The Red Cross efforts were hampered by damaged roads and telecommunications infrastructure, the statement added.

Resources have been cut off

As authorities rushed to respond to the damage, they have come up against limited access to important resources.

The only international airport on the island of Grand Bahama was devastated and cannot serve as a staging ground for medical evacuations or emergency aid deliveries.

"After two days of trying, we're finally able to get into the Freeport airport," CNN's Patrick Oppmann said from the scene Wednesday.

"It's gone. ... The level of devastation is actually breathtaking. There are no walls left at the airport. The ceiling has come crashing."

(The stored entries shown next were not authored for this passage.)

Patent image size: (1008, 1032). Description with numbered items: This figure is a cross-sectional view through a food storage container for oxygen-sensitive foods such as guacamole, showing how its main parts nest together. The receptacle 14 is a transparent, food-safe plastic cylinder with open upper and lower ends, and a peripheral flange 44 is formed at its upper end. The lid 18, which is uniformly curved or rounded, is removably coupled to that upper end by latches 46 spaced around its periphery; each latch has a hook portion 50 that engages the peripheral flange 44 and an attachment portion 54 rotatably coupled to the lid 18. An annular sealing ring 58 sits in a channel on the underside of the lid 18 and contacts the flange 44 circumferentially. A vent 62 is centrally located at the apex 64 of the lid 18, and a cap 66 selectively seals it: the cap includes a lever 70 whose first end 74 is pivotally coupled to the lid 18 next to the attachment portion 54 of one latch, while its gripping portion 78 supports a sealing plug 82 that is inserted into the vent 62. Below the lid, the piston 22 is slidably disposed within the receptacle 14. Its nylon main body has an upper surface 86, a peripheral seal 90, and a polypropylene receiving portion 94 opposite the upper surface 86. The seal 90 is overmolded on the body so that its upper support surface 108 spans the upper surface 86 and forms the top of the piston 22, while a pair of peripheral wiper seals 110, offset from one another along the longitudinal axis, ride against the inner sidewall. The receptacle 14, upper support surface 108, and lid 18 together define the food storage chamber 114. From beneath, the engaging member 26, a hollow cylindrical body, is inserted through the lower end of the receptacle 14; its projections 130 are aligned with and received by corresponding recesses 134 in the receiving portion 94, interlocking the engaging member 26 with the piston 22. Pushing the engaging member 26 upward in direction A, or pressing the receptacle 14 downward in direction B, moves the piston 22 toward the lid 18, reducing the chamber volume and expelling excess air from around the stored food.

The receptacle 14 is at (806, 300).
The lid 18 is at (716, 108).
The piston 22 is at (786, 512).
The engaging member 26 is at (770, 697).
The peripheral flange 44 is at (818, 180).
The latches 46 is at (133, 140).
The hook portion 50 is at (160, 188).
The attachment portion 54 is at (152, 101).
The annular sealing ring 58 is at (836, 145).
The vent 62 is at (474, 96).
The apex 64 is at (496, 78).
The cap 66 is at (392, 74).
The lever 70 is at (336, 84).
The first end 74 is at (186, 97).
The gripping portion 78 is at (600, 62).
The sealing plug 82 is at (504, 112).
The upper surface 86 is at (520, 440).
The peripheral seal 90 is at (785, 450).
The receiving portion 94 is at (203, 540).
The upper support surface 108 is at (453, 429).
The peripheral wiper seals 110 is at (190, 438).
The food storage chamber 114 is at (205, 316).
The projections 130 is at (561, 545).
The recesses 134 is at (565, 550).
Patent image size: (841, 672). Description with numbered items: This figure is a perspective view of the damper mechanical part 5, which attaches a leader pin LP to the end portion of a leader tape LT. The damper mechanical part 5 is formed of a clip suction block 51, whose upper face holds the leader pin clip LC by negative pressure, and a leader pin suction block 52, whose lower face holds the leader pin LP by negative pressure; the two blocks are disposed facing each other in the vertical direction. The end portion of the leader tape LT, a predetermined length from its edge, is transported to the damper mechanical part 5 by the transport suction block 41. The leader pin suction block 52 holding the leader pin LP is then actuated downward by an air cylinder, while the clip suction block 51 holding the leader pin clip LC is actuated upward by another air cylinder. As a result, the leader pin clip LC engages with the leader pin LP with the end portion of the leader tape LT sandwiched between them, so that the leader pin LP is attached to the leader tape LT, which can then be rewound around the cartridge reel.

The runway was littered with debris. Inside the domestic terminal, the wreckage of a small passenger plane lay among the detritus.

"You think of the force required to throw a plane from the runway into a terminal," Oppmann said. "If anybody was in here, I don't know how they would have survived."

The international terminal was still standing but had suffered obvious damage from flooding, according to CNN's crew.

By Thursday morning, debris had been removed from the runway, residents told Oppmann, but it was unclear whether the airport was back in use.

Flooding has also limited access to health care, blocking for a time the path to one hospital with submerged cars.